After the global boom of OpenAI’s ChatGPT, AI use has dominated headlines and caused increasing concerns around privacy and security. AI chatbots are capable of writing essays, messages, resumes, emails, replicating voices, and manufacturing images among numerous other possibilities. A large concern is how AI can force people out of their jobs and invade their privacy.

After the meeting, Altman told reporters “we’re surprisingly on the same page on what needs to happen.”

Several of the companies at the meeting will participate in a public examination of their AI operations, including Anthropic, Google, Hugging Face, NVIDIA Corp, OpenAI, and Stability AI.

The move demonstrates that the Biden Administration is willing to support new AI regulations and will enforce chief executives to ensure compliance that safeguards users. The Biden Administration announced that it has invested $140 million into the National Science Foundation to launch seven new institutes for AI research and announced a plan for the federal government to release AI policy guidelines.

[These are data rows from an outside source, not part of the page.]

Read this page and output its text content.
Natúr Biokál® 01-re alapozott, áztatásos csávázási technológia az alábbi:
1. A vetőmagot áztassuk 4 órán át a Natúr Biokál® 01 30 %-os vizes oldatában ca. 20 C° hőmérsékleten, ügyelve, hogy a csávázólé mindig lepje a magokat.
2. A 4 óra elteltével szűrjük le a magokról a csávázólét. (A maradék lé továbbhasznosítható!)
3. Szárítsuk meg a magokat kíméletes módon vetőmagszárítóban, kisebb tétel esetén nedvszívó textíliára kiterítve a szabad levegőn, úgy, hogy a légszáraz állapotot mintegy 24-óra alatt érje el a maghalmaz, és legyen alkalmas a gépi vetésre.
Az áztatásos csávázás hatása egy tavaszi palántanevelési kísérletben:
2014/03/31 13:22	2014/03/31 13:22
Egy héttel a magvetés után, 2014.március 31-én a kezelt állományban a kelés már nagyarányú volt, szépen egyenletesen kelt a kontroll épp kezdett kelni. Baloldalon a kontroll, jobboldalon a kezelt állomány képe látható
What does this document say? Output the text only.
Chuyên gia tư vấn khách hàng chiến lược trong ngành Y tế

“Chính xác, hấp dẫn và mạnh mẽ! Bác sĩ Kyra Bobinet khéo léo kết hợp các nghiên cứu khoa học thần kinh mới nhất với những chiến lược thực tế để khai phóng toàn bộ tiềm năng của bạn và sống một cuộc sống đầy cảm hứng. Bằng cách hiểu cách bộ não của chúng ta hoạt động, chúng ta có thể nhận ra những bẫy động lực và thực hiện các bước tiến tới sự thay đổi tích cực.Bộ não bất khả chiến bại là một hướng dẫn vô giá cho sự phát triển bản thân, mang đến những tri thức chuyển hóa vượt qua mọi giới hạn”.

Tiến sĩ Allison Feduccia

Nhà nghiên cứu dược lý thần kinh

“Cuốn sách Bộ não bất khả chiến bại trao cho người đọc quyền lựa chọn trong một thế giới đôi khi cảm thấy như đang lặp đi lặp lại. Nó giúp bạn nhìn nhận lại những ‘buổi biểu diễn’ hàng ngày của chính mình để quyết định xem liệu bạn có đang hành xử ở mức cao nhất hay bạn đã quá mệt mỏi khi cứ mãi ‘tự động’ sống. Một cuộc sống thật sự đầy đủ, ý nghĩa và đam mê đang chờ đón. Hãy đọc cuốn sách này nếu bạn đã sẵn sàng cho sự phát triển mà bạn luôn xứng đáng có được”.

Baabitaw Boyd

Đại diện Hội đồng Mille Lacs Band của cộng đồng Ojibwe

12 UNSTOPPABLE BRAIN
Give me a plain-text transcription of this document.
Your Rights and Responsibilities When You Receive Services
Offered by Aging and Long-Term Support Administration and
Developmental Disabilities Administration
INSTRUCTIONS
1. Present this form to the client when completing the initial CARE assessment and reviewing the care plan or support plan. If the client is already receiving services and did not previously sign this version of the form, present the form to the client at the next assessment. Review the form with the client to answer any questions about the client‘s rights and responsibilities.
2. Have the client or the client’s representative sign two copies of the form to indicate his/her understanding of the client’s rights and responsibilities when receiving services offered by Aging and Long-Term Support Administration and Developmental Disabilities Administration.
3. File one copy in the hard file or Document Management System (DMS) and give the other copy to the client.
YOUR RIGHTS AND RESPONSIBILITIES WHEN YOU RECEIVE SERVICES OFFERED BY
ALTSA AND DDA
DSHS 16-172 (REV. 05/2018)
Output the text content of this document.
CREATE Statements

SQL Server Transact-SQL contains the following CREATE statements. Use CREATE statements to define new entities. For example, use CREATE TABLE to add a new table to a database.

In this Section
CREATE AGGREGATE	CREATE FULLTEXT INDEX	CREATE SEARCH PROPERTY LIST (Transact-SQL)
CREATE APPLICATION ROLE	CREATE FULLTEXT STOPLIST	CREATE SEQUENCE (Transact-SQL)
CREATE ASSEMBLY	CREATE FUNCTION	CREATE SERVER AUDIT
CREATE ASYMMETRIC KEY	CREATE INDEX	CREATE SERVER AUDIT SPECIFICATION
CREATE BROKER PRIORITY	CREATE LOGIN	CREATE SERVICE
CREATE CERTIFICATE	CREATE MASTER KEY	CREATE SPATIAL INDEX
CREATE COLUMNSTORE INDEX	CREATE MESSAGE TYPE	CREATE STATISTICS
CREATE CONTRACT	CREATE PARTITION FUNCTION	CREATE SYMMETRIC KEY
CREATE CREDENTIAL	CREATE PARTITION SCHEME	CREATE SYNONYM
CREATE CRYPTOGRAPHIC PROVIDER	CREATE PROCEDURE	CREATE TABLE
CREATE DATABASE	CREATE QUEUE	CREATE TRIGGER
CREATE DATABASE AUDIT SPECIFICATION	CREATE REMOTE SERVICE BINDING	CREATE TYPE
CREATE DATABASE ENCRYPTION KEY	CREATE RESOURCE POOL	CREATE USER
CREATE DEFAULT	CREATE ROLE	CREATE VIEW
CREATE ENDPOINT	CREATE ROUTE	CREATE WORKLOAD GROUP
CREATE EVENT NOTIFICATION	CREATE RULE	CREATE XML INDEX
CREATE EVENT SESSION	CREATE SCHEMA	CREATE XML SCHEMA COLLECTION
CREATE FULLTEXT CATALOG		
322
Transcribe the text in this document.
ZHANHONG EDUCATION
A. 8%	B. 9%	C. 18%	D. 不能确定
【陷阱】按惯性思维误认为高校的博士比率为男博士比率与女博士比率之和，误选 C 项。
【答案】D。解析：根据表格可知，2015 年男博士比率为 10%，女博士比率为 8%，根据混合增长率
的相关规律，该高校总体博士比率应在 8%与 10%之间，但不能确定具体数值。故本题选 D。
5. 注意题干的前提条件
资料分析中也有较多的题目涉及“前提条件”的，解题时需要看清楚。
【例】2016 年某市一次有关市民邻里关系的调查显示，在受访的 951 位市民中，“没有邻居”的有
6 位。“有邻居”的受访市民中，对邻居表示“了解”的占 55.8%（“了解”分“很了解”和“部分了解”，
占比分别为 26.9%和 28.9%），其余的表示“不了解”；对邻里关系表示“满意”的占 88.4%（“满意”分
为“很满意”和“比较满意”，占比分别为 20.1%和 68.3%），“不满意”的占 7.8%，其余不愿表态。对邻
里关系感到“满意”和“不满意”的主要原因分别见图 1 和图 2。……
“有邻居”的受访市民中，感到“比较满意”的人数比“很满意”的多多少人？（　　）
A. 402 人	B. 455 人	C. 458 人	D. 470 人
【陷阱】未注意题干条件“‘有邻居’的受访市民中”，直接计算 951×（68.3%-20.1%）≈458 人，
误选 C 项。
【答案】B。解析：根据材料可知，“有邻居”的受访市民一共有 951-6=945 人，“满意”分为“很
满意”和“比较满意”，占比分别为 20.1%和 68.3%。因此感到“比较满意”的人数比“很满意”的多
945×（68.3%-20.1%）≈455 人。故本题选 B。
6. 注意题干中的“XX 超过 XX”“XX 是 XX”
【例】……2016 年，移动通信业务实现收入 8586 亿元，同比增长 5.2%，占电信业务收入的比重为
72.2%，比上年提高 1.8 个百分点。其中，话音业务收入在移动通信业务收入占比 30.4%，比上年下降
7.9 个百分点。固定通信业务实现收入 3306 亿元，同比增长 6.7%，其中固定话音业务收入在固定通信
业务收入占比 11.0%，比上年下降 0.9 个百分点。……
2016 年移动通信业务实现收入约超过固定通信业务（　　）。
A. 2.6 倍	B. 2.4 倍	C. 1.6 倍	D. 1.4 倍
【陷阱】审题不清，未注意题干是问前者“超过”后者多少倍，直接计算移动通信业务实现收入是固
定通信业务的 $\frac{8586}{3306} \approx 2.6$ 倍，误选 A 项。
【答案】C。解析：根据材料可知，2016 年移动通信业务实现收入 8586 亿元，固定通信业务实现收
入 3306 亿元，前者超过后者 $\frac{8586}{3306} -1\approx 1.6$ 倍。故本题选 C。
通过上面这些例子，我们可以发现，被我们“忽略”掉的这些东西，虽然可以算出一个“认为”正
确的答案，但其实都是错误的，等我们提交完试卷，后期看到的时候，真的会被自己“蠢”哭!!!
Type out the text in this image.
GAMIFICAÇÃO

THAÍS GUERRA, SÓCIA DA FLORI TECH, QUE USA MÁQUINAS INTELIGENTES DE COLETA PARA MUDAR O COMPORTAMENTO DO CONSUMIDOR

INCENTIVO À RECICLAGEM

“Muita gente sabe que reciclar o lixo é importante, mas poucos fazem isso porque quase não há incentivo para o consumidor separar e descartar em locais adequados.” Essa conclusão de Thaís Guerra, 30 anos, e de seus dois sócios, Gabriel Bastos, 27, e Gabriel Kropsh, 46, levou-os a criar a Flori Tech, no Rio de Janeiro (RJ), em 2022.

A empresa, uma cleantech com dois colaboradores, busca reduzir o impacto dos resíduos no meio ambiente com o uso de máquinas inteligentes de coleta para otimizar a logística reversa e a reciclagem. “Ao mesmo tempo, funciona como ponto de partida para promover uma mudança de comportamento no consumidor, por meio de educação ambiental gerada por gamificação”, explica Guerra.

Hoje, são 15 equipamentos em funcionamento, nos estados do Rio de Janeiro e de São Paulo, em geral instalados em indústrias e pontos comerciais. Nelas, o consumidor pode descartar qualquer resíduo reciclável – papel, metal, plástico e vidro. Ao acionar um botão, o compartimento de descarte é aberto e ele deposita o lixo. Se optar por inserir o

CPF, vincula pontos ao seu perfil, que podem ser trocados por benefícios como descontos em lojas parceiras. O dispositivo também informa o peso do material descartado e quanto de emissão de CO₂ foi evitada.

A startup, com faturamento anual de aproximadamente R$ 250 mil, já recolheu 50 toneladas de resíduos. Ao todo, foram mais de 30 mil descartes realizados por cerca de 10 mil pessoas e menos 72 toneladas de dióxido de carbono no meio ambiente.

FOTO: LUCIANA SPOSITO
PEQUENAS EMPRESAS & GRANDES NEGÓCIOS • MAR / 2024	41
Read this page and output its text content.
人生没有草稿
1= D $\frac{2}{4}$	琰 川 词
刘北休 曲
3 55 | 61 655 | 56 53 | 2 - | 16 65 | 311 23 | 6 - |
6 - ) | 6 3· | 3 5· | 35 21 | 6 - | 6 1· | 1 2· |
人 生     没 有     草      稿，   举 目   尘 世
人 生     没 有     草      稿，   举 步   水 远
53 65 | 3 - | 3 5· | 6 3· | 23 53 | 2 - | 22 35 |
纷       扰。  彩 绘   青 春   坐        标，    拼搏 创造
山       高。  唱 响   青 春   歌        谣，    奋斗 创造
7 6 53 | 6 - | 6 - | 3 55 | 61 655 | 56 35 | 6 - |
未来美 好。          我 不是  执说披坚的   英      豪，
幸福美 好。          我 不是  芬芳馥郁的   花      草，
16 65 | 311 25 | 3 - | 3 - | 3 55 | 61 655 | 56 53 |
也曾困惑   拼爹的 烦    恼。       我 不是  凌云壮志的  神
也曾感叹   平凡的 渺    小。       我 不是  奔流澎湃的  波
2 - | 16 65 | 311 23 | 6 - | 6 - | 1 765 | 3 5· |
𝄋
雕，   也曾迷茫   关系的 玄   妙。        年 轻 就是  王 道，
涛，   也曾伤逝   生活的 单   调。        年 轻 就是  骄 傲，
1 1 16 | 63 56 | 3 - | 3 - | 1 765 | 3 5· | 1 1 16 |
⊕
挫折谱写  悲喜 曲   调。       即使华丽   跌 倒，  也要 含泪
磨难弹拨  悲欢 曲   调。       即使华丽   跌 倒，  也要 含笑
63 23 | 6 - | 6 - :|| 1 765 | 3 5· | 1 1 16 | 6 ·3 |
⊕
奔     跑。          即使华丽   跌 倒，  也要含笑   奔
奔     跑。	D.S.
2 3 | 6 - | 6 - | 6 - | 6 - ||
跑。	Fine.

In 2022, the administration’s Office of Science and Technology Policy launched a Blueprint for an AI Bill of Rights to guide AI systems to protect the American public. The document addressed how AI operations should be safe and effective, not have discriminatory algorithms, include data privacy policies, provide notice and explanation of processes to the user, and offer alternative options to those who want to opt out. The blueprint cites financial services as a critical resource or service, and that in sensitive domains (such as finance), “your data and related inferences should only be used for necessary functions, and you should be protected by ethical review and use prohibitions.”

In February this year, Biden signed an executive order to eliminate bias in AI use, and has also released an AI risk management framework.